Wastewater value? New technology makes pig farming more environmentally friendly – sciencedaily

Anyone who lives in Okinawa, a subtropical island in Japan, appreciates the intensity of its pork industry. Farms have a significant effect on the economy and culture of the island. According to the Japanese Cabinet Office, in 2018 there were more than 225,000 pigs in Okinawa. Pork is a staple of the local diet and is found in many dishes in traditional restaurants. But the presence of pig farms has another, less welcome impact, that of odors. Drive through areas particularly packed with farms with the car windows closed and you are sure to be filled with regret.

This odor is, at least in part, caused by a by-product of pig farming. All over Okinawa, large amounts of wastewater are produced by farms. Now, researchers at the Biological Systems Unit of the University of Okinawa Institute of Science and Technology Graduate University (OIST) have created a new system for treating this wastewater, which they have successfully tested on a farm. local pig in Okinawa.

“Our new system uses two different chambers,” explained Dr Anna Prokhorova, lead author of a recently published article in Bioresources Technology. “In one chamber, full power pig wastewater is treated to remove odors, pathogens and organic matter, while in the other chamber excess nitrate and phosphate is removed from the wastewater which have already been treated by the traditional aeration system. To the best of our knowledge, this is the first system to successfully treat two different types of wastewater at the same time. “

This is in stark contrast to the traditional aeration system currently used by farmers which mainly treats organic matter in wastewater and also converts the ammonium present to nitrate but does not further treat nitrate. In Japan, the nitrate discharge limit for the livestock industry will soon be lowered to one-fifth of the current level (which now stands at 500 milligrams of nitrate-nitrogen per liter) to keep pace with others industries. Over 35% of Okinawa farms are likely to overtake this impending change.

“This is of great concern as nitrate contamination can have disastrous effects on human health and the environment,” said Dr Mami Kainuma, group leader of the Biological Systems Unit. “When nitrate is ingested by humans, it is converted to nitrite, which affects the blood’s ability to carry oxygen and can lead to methemoglobinemia or blue baby syndrome.”

This new system relied on the existence of a rich community of bacteria to start the process. In the first chamber – the anode chamber – bacteria reacted with the organic molecules present, releasing electrons in the process. These electrons were then transferred to the second chamber – the cathode chamber – via the electrodes. The cathode chamber contained wastewater which had already undergone the aeration process and therefore had high levels of nitrate.

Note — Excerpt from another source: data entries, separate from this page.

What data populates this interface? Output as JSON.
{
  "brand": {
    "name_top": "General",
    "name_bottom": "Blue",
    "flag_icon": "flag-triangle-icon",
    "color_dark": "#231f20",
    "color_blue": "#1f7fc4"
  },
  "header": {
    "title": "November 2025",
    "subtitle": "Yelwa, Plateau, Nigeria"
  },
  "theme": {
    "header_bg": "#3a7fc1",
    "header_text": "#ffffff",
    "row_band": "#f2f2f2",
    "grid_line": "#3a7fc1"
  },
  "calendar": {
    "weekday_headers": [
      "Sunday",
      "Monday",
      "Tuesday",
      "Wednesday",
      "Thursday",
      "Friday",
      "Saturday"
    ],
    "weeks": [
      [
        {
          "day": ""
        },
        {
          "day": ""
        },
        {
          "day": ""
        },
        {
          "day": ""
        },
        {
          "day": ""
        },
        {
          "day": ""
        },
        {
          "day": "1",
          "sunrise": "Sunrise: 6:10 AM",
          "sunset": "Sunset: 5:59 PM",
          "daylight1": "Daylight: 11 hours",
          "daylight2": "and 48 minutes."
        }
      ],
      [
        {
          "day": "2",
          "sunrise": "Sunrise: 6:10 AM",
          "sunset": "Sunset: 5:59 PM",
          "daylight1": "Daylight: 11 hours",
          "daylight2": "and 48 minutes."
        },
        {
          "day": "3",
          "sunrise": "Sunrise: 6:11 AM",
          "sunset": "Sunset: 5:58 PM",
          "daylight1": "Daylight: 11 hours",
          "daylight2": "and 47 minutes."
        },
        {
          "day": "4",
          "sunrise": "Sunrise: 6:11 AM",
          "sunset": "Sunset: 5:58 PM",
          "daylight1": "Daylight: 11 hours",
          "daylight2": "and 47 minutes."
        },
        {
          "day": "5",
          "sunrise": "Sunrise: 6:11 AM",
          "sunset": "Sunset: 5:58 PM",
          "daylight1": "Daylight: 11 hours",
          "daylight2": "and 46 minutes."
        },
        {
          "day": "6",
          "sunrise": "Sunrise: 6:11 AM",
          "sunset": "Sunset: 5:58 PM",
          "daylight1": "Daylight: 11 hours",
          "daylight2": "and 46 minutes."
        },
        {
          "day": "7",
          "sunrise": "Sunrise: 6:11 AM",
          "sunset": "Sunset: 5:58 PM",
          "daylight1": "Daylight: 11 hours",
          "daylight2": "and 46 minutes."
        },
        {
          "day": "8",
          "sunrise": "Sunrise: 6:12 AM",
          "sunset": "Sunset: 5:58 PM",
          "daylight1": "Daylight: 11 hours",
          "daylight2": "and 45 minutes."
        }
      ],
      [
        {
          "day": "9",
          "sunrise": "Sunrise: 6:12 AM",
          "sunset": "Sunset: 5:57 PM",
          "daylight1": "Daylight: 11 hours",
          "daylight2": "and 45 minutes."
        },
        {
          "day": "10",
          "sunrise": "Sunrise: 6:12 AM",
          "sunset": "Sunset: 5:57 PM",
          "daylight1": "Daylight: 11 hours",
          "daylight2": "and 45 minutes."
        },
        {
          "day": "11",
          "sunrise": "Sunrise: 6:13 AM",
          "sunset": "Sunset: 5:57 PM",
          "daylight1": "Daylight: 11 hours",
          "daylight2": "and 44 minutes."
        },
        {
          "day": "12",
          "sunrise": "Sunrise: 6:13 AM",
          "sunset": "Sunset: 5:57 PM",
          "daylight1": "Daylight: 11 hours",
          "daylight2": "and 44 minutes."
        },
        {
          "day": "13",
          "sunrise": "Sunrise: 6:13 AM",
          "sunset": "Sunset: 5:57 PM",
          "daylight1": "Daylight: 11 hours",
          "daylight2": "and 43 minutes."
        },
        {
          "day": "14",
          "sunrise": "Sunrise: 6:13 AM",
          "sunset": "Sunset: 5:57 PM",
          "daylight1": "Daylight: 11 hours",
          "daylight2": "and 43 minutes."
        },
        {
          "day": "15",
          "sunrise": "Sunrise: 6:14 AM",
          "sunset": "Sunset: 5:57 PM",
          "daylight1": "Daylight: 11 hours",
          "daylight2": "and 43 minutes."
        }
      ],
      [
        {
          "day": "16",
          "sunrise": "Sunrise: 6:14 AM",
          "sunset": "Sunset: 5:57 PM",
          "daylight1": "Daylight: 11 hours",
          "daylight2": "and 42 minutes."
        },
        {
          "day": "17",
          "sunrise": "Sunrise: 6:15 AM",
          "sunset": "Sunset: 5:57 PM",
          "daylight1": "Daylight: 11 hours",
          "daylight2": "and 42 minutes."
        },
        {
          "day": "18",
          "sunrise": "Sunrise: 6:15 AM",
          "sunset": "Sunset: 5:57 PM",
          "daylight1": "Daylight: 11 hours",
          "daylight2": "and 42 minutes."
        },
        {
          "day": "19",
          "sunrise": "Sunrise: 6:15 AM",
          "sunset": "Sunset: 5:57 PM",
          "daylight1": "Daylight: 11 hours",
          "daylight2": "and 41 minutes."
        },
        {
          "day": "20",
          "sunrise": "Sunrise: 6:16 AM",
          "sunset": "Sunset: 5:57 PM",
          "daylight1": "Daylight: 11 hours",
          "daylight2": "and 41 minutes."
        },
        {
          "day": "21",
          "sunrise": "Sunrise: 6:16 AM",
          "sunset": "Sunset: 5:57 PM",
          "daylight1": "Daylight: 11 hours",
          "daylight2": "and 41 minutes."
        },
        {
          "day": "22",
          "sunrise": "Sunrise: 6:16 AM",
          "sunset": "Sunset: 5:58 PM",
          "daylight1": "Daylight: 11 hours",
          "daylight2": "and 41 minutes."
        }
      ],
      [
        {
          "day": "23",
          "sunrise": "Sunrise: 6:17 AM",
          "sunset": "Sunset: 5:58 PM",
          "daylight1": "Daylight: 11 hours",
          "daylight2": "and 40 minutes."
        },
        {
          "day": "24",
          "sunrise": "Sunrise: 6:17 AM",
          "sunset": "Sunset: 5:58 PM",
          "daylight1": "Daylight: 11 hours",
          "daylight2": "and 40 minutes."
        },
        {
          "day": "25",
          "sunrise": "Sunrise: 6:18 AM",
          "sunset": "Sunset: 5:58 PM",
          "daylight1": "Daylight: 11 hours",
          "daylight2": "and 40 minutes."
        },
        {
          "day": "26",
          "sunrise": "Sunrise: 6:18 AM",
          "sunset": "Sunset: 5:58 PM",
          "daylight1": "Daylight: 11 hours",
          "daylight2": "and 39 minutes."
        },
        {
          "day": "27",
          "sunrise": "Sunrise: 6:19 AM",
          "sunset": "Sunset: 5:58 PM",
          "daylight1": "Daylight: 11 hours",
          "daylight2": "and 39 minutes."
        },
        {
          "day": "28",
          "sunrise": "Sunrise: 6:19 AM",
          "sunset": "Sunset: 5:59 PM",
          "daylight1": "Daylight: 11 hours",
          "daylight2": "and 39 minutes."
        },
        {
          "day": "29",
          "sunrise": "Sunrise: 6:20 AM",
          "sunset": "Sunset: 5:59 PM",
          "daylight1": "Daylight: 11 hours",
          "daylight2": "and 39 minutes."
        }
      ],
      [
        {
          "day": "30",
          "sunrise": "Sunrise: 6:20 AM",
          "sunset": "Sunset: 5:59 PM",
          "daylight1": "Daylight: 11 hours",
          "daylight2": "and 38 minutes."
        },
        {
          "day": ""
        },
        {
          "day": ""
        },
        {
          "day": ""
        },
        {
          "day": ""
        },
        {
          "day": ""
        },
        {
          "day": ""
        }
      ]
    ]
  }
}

Bacteria on the surface of the cathode chamber accept these electrons and use them to fuel the conversion of nitrate to nitrogen gas. The advantage of this system is that nitrate removal can occur in wastewater with a low organic content, such as already aerated water.

After successfully testing this system in the laboratory, the researchers set up a first pilot experiment in one of the pig farms of the Okinawa Prefecture Cattle and Grassland Research Center in collaboration with the Science Center. environment of Okinawa Prefecture and Okidoyaku. There they had access to both the aeration tank and raw sewage. The project was funded by the Okinawa prefectural government and followed for over a year. Due to the critical role played by bacterial communities, the researchers also analyzed which species were present, how the composition of the community changed over time, and which species were responsible for each step.

Long-term experience has shown that the dominant nitrate-eliminating bacteria are the ones that can receive electrons to grow. During the treatment, their activity was stimulated by a potential applied to the electrode in a range of -0.4V to -0.6V, which led to more efficient treatment of wastewater. These bacterial communities increased by more than 60% in total in the cathode chamber and continued to exhibit high activity, leading to a high rate of nitrate reduction. Another great advantage was that, as organic matter and, in particular, volatile fatty acids were degraded in the raw wastewater, the odor was diminished and the number of pathogens reduced.

“We are very satisfied with the results so far. It is much more effective than expected,” said Dr Prokhorova. “This system is scalable, inexpensive, easy to assemble and requires little maintenance. We hope that in the next few years it will be used by farmers in Okinawa and other areas with similar problems, such as rural communities on the mainland. Japan and Southeast Asia. “

Work will continue as a POC program in OIST.